梅谷文夫氏の日本文学講義

 知遇を得、自己紹介などすると、すぐさまなぜ東京大学に行かなかったのですかなどと聞いてくる人がいる。この場合、私が見苦しい言い訳をすることを、相手が待ちかまえている場合がままある。しかし、私にはその質問は無意味だ。だって、一橋大学だって無理だって言われていたんだから。浪人するのもやむなしで、第一志望駿台予備校文一、第二志望特文、第三志望代ゼミなどと言っていた。予備校には願書を出したが、私学は出さなかった。行く気がしなかったわけではない。受からないと思ったからである。古文と漢文が絶望的にできなかった。英語も苦手だった。科目が少ない私学入試でそれは致命的だった。一橋を受けたのは、南博『日本人の心理』『社会心理学入門』を読んだことが理由だが、入試問題を見て古文と漢文はほとんどでないし、英語も英訳、和訳だけだったからだ。まぐれで受かったが、入学後も、国語力と、英語力に随分悩んだ。

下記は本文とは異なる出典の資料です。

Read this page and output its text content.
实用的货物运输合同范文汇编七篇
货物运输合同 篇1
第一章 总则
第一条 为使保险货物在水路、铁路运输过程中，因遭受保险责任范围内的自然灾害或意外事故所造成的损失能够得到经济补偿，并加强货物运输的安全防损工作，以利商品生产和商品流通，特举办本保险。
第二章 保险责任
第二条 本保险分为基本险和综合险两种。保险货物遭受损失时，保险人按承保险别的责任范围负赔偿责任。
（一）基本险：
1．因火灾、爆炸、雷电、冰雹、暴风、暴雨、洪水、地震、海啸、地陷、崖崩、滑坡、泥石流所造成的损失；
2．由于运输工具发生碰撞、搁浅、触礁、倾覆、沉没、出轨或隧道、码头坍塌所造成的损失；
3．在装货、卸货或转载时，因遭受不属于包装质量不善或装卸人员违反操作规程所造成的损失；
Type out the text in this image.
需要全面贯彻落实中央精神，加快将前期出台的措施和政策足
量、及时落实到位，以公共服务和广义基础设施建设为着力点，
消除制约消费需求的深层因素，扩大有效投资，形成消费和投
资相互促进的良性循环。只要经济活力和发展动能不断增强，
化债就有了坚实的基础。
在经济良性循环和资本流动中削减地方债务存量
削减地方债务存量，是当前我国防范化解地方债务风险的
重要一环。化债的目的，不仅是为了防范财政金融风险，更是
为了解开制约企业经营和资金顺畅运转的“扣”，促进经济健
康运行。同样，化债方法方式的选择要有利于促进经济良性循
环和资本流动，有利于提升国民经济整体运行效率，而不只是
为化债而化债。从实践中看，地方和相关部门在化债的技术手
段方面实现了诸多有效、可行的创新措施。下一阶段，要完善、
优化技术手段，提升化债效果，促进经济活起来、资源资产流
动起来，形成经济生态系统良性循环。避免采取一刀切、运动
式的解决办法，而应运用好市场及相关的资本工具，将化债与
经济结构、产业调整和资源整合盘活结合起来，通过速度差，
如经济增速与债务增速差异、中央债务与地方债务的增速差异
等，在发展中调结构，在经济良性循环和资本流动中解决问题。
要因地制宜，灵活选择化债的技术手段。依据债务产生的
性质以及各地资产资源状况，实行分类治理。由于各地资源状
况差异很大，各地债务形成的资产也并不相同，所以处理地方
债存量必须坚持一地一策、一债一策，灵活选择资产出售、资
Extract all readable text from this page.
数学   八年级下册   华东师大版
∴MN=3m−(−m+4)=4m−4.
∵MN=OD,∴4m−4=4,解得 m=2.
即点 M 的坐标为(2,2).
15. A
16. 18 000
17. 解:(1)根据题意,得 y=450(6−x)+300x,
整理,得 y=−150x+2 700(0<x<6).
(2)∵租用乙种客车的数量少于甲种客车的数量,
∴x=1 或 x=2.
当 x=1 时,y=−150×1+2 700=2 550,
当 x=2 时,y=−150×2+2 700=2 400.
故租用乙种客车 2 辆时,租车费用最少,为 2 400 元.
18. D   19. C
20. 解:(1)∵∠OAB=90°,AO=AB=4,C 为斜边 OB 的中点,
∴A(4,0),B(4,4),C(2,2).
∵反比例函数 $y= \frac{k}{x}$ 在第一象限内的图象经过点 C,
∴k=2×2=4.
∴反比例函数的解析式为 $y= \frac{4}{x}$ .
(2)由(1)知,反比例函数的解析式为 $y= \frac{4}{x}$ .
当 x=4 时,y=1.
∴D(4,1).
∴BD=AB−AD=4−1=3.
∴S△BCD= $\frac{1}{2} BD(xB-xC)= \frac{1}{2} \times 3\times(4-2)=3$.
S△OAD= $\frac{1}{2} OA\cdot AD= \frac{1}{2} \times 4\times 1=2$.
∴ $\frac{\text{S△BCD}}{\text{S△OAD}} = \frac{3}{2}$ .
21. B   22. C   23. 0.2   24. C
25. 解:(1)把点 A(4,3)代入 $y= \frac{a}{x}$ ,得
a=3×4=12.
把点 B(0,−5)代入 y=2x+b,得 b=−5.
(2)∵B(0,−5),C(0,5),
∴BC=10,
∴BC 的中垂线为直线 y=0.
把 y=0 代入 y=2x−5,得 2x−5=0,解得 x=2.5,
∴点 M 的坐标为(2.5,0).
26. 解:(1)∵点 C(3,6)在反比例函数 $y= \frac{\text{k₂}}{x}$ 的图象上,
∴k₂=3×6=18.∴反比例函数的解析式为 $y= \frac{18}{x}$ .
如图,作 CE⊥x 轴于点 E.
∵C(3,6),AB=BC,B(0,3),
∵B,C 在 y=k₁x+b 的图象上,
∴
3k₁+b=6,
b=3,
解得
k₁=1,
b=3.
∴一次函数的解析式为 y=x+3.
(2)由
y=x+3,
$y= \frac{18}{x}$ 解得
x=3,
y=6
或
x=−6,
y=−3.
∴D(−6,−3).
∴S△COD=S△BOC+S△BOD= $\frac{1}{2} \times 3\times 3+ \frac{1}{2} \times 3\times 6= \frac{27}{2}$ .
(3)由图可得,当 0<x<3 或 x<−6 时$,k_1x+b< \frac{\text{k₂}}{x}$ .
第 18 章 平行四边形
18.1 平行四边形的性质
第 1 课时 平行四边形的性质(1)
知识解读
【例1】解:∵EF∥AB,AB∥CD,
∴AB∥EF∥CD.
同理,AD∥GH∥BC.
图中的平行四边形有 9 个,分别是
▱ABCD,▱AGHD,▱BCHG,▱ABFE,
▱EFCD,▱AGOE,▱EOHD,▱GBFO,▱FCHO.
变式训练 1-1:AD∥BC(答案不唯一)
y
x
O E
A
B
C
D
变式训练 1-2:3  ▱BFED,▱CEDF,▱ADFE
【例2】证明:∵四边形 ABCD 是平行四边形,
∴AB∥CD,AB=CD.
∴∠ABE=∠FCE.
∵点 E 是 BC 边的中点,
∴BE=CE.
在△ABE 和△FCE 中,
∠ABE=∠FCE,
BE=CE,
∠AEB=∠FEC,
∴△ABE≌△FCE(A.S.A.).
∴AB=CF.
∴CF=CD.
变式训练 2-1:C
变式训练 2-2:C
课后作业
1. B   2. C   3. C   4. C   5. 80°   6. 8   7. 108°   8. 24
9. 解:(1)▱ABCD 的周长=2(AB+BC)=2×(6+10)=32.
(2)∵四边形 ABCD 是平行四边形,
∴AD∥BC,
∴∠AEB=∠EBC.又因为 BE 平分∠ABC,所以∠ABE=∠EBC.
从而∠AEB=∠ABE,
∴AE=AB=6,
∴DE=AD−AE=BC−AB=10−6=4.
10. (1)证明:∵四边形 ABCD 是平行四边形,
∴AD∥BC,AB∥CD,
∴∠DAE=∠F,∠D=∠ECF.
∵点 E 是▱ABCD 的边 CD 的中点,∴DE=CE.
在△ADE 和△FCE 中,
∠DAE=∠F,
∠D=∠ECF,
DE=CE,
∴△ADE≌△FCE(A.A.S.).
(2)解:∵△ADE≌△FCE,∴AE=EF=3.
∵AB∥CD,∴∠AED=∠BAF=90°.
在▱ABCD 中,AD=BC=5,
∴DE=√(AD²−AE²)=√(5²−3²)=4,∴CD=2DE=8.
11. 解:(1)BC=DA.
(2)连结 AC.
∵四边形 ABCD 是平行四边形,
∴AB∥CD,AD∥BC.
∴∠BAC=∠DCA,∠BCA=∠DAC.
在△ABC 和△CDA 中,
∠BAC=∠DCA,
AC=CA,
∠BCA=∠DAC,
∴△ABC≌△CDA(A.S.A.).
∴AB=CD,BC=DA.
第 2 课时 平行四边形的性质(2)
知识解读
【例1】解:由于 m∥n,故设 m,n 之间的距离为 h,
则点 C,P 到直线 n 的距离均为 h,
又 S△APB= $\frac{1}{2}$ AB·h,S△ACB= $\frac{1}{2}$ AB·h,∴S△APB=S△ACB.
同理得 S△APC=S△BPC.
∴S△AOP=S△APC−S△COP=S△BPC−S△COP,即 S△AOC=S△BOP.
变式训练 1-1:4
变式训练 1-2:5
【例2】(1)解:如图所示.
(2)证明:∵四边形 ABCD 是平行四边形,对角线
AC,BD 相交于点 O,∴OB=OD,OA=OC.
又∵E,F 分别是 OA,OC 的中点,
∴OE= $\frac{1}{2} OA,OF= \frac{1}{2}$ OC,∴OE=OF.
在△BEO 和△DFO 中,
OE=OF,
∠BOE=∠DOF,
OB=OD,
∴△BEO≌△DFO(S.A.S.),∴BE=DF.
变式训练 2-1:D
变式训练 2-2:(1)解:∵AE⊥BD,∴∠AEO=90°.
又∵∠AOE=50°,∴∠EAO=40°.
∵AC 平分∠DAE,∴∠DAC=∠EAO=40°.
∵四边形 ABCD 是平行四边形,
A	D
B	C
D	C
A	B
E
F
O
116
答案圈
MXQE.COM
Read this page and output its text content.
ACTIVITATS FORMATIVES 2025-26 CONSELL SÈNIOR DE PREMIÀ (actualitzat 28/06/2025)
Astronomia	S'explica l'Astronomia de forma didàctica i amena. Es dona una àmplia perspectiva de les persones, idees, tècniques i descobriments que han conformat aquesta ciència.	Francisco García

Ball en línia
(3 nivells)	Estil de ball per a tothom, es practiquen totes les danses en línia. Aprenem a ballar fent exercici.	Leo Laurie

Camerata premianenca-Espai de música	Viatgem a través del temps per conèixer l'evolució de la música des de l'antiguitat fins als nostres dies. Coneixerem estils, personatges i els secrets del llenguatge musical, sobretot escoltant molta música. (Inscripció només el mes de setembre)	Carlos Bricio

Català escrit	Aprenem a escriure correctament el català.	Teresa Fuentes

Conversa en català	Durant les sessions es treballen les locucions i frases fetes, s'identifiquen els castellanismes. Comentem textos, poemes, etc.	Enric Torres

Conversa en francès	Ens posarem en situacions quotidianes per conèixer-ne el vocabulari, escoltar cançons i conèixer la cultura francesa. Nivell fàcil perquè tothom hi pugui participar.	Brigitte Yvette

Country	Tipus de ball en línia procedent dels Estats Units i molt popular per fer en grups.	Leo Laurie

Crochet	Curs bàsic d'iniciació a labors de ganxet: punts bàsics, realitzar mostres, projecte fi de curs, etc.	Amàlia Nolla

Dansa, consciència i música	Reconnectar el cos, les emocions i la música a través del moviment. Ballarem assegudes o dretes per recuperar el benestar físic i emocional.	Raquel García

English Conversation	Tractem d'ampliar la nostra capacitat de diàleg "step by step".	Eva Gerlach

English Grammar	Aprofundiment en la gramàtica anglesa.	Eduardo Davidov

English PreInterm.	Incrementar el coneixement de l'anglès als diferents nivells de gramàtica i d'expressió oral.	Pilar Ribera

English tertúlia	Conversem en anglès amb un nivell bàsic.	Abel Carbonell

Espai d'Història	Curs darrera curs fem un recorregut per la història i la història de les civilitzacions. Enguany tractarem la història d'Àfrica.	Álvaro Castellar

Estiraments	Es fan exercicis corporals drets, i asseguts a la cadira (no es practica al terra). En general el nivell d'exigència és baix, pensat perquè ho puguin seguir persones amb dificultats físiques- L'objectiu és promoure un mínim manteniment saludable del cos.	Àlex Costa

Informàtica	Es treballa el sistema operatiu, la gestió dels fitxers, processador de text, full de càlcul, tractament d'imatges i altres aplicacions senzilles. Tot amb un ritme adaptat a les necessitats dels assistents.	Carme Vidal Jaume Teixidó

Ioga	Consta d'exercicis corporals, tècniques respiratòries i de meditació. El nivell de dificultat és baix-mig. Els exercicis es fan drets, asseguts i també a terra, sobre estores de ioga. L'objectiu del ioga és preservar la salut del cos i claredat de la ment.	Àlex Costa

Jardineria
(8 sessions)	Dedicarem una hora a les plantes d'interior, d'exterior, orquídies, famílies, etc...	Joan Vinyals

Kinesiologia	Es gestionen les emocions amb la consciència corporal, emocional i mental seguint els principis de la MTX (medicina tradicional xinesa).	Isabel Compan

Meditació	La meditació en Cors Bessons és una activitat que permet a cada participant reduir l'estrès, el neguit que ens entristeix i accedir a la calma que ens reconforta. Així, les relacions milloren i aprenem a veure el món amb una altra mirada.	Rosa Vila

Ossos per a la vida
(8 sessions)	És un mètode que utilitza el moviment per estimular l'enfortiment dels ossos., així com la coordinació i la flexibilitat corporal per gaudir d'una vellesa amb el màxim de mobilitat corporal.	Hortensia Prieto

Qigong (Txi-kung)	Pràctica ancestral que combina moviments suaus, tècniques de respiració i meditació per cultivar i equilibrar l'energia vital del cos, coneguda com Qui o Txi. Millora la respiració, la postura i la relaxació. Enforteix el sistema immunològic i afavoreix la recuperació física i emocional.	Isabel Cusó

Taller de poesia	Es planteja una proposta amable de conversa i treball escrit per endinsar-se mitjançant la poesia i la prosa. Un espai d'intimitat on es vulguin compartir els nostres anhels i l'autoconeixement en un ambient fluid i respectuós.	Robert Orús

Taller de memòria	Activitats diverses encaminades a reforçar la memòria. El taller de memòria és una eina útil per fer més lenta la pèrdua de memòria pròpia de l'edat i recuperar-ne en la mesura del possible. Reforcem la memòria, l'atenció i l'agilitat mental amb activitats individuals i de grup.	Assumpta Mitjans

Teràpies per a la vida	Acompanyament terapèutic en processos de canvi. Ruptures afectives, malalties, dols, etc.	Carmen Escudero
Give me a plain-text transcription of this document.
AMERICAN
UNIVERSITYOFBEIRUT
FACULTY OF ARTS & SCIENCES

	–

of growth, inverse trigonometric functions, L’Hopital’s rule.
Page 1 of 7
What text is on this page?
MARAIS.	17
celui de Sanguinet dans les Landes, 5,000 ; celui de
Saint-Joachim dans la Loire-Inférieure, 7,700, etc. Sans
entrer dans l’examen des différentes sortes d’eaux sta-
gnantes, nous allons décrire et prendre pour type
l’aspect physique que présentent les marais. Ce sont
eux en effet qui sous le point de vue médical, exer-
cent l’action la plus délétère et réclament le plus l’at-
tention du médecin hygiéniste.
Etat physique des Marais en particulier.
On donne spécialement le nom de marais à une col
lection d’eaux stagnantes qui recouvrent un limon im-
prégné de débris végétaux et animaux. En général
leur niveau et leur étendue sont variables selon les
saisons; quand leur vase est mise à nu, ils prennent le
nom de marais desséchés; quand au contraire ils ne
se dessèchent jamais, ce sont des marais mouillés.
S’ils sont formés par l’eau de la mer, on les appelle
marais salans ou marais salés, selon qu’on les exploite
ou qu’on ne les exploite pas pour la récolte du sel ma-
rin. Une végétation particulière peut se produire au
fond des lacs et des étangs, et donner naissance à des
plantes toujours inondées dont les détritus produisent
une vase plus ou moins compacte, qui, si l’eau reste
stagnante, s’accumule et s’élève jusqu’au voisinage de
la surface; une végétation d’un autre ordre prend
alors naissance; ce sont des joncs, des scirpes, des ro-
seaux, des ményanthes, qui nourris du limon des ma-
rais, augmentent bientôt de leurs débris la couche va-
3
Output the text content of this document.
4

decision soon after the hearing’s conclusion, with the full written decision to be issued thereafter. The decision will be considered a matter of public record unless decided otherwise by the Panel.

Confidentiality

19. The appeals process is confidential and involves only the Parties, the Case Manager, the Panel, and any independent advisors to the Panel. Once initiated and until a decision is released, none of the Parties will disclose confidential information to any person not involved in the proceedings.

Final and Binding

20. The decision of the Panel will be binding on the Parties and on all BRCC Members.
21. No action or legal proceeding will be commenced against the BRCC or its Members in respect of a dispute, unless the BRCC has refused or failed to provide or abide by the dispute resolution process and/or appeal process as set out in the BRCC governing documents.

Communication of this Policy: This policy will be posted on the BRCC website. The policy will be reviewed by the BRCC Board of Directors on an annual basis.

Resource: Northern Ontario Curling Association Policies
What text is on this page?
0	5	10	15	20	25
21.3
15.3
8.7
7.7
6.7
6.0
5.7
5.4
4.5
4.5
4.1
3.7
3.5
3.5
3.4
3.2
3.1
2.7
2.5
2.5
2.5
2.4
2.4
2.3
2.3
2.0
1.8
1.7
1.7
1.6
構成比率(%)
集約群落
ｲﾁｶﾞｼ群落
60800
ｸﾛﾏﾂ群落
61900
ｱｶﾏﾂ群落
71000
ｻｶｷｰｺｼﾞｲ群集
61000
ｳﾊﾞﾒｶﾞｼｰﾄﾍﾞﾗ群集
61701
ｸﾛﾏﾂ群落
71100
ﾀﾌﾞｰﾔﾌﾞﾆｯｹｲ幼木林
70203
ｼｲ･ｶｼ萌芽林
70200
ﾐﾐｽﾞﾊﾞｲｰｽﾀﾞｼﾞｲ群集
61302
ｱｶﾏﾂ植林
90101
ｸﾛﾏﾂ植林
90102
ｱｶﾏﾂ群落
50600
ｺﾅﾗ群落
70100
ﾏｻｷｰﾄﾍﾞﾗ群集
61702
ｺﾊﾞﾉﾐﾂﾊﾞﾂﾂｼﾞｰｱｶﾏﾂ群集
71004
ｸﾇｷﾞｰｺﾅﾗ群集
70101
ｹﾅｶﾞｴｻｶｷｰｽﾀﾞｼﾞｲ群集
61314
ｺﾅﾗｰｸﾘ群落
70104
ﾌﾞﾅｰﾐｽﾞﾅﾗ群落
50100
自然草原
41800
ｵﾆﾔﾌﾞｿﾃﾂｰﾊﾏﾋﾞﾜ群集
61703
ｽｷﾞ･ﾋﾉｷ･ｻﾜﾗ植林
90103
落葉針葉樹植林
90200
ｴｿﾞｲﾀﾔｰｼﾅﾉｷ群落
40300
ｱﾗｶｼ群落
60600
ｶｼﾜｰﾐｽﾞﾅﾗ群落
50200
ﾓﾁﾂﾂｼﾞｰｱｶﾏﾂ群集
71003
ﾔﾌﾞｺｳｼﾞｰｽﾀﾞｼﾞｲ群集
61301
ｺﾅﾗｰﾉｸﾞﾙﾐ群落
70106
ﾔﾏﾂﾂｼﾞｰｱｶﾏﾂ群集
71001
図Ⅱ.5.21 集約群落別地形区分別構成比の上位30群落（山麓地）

 当時『古文研究法』という参考書が有名だったが、誰も何故イイかは教えてくれなかった。私がそれを知ったのは、大学教師になったあとである。和田秀樹氏の『受験は要領』という本の説明で、得心した次第。古典の時代の感性を要領よくまとめてあるということなのだ。その意味がわからず、私は立ち往生してしまった。岡山時代同僚だった藤原克己氏は、ある工学部の学生の感想を聞いて嘆いていた。「高校時代の古文は、英語や数学みたいで面白かったが、大学の古文は、高校の現代国語みたいでつまらない」。もちろん、この学生のような人ばかりだったわけではない。藤原氏の講義は、卒業生も聴きに来るというもので、岡山大学の教養部において伝説的な講義だった。
 高校時代の私は、工学部の学生さんの言う面白さも、藤原氏の講じる面白さも、わからなかったと言えるだろう。ところが、大学での国語系の講義は面白く、得るモノは大きかった。これは幸福なことであった。亀井孝氏もユニークであったが、もう一人の梅谷文夫氏もまたユニークであった。梅谷氏は、経済界にすすんだ人にも大きな影響を与えている。たとえば、日興アセットマネジメント株式会社の藤原敬之氏(少し後輩で面識はない)は次のように語っている。


以前も白状したが本当にいいかげんな学生でほとんど講義には出ず名画座とジャズ喫茶に入り浸っている毎日だった。そんな大学生活で唯一1年間ほぼ完全に出席した講義があった。梅谷文夫先生の「日本文学」で1年間集中的に江戸時代の傾城文学、つまり吉原など廓を舞台にした物語についての講義で、正式受講生300名超、実際講義に出ていたのはいつもたった4人というものだった(80年代前半の一橋大学には、いかにいいかげんな学生が多かったかこれでよくわかる)。この講義が抜群に面白かった。梅谷先生の碩学・博学には毎回感心させられることしきりで、当時映画監督になることを本気で考えていた自分は、江戸時代の映画を撮る時の参考にと嬉々としてノートをとっていた。この講義を克明に聴き書いたノートは今も宝である。そんなこんなで歌舞伎をめぐる興味は持ちつづけている。